Ta tajemnica sprawy była nieunikniona. Oczywiście Kreml boi się, że Girkin będzie „śpiewał”.
Sąd jest doskonałą platformą do wyjawiania nikczemnych sekretów reżimu. To nie jest stream, nie kolejny wywiad - to „proceduralne” zeznania.

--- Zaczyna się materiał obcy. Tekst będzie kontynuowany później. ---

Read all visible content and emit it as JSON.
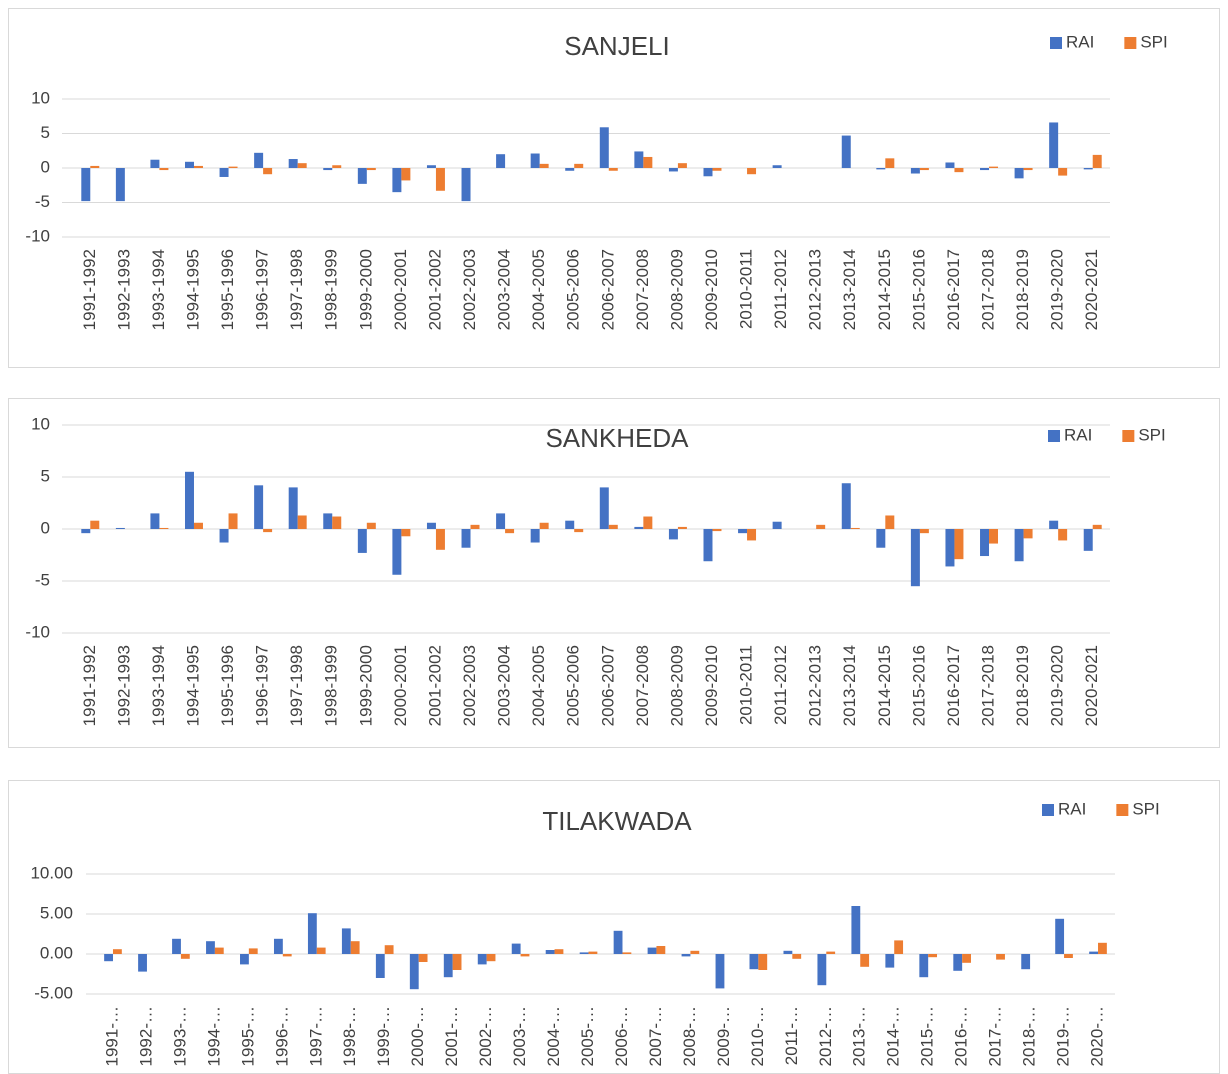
{
  "chart_data": [
    {
      "type": "bar",
      "title": "SANJELI",
      "categories": [
        "1991-1992",
        "1992-1993",
        "1993-1994",
        "1994-1995",
        "1995-1996",
        "1996-1997",
        "1997-1998",
        "1998-1999",
        "1999-2000",
        "2000-2001",
        "2001-2002",
        "2002-2003",
        "2003-2004",
        "2004-2005",
        "2005-2006",
        "2006-2007",
        "2007-2008",
        "2008-2009",
        "2009-2010",
        "2010-2011",
        "2011-2012",
        "2012-2013",
        "2013-2014",
        "2014-2015",
        "2015-2016",
        "2016-2017",
        "2017-2018",
        "2018-2019",
        "2019-2020",
        "2020-2021"
      ],
      "series": [
        {
          "name": "RAI",
          "color": "#4472c4",
          "values": [
            -4.8,
            -4.8,
            1.2,
            0.9,
            -1.3,
            2.2,
            1.3,
            -0.3,
            -2.3,
            -3.5,
            0.4,
            -4.8,
            2.0,
            2.1,
            -0.4,
            5.9,
            2.4,
            -0.5,
            -1.2,
            0,
            0.4,
            0,
            4.7,
            -0.2,
            -0.8,
            0.8,
            -0.3,
            -1.5,
            6.6,
            -0.2
          ]
        },
        {
          "name": "SPI",
          "color": "#ed7d31",
          "values": [
            0.3,
            0,
            -0.3,
            0.3,
            0.2,
            -0.9,
            0.7,
            0.4,
            -0.3,
            -1.8,
            -3.3,
            0,
            0,
            0.6,
            0.6,
            -0.4,
            1.6,
            0.7,
            -0.4,
            -0.9,
            0,
            0,
            0,
            1.4,
            -0.3,
            -0.6,
            0.2,
            -0.3,
            -1.1,
            1.9
          ]
        }
      ],
      "ylim": [
        -10,
        10
      ],
      "yticks": [
        -10,
        -5,
        0,
        5,
        10
      ],
      "grid": true,
      "legend": "top-right"
    },
    {
      "type": "bar",
      "title": "SANKHEDA",
      "categories": [
        "1991-1992",
        "1992-1993",
        "1993-1994",
        "1994-1995",
        "1995-1996",
        "1996-1997",
        "1997-1998",
        "1998-1999",
        "1999-2000",
        "2000-2001",
        "2001-2002",
        "2002-2003",
        "2003-2004",
        "2004-2005",
        "2005-2006",
        "2006-2007",
        "2007-2008",
        "2008-2009",
        "2009-2010",
        "2010-2011",
        "2011-2012",
        "2012-2013",
        "2013-2014",
        "2014-2015",
        "2015-2016",
        "2016-2017",
        "2017-2018",
        "2018-2019",
        "2019-2020",
        "2020-2021"
      ],
      "series": [
        {
          "name": "RAI",
          "color": "#4472c4",
          "values": [
            -0.4,
            0.1,
            1.5,
            5.5,
            -1.3,
            4.2,
            4.0,
            1.5,
            -2.3,
            -4.4,
            0.6,
            -1.8,
            1.5,
            -1.3,
            0.8,
            4.0,
            0.2,
            -1.0,
            -3.1,
            -0.4,
            0.7,
            0,
            4.4,
            -1.8,
            -5.5,
            -3.6,
            -2.6,
            -3.1,
            0.8,
            -2.1
          ]
        },
        {
          "name": "SPI",
          "color": "#ed7d31",
          "values": [
            0.8,
            0,
            0.1,
            0.6,
            1.5,
            -0.3,
            1.3,
            1.2,
            0.6,
            -0.7,
            -2.0,
            0.4,
            -0.4,
            0.6,
            -0.3,
            0.4,
            1.2,
            0.2,
            -0.2,
            -1.1,
            0,
            0.4,
            0.1,
            1.3,
            -0.4,
            -2.9,
            -1.4,
            -0.9,
            -1.1,
            0.4
          ]
        }
      ],
      "ylim": [
        -10,
        10
      ],
      "yticks": [
        -10,
        -5,
        0,
        5,
        10
      ],
      "grid": true,
      "legend": "top-right"
    },
    {
      "type": "bar",
      "title": "TILAKWADA",
      "categories": [
        "1991-…",
        "1992-…",
        "1993-…",
        "1994-…",
        "1995-…",
        "1996-…",
        "1997-…",
        "1998-…",
        "1999-…",
        "2000-…",
        "2001-…",
        "2002-…",
        "2003-…",
        "2004-…",
        "2005-…",
        "2006-…",
        "2007-…",
        "2008-…",
        "2009-…",
        "2010-…",
        "2011-…",
        "2012-…",
        "2013-…",
        "2014-…",
        "2015-…",
        "2016-…",
        "2017-…",
        "2018-…",
        "2019-…",
        "2020-…"
      ],
      "series": [
        {
          "name": "RAI",
          "color": "#4472c4",
          "values": [
            -0.9,
            -2.2,
            1.9,
            1.6,
            -1.3,
            1.9,
            5.1,
            3.2,
            -3.0,
            -4.4,
            -2.9,
            -1.3,
            1.3,
            0.5,
            0.2,
            2.9,
            0.8,
            -0.3,
            -4.3,
            -1.9,
            0.4,
            -3.9,
            6.0,
            -1.7,
            -2.9,
            -2.1,
            0,
            -1.9,
            4.4,
            0.3
          ]
        },
        {
          "name": "SPI",
          "color": "#ed7d31",
          "values": [
            0.6,
            0,
            -0.6,
            0.8,
            0.7,
            -0.3,
            0.8,
            1.6,
            1.1,
            -1.0,
            -2.0,
            -0.9,
            -0.3,
            0.6,
            0.3,
            0.2,
            1.0,
            0.4,
            0,
            -2.0,
            -0.6,
            0.3,
            -1.6,
            1.7,
            -0.4,
            -1.1,
            -0.7,
            0,
            -0.5,
            1.4
          ]
        }
      ],
      "ylim": [
        -5,
        10
      ],
      "yticks": [
        {
          "value": -5,
          "label": "-5.00"
        },
        {
          "value": 0,
          "label": "0.00"
        },
        {
          "value": 5,
          "label": "5.00"
        },
        {
          "value": 10,
          "label": "10.00"
        }
      ],
      "grid": true,
      "legend": "top-right"
    }
  ]
}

Girkin jest wtajemniczony we wszystko, co było związane z pierwotną okupacją Donbasu przez Rosję, wie wszystko o tym, jak przez osiem lat, metodycznie i nikczemnie, Putin podżegał do tej wojny.
Girkin wie o wiele za dużo o wykradzeniu Krymu z Ukrainy, o Boeingu, Buku, masowych egzekucjach pod Donieckiem i Słowiańskiem.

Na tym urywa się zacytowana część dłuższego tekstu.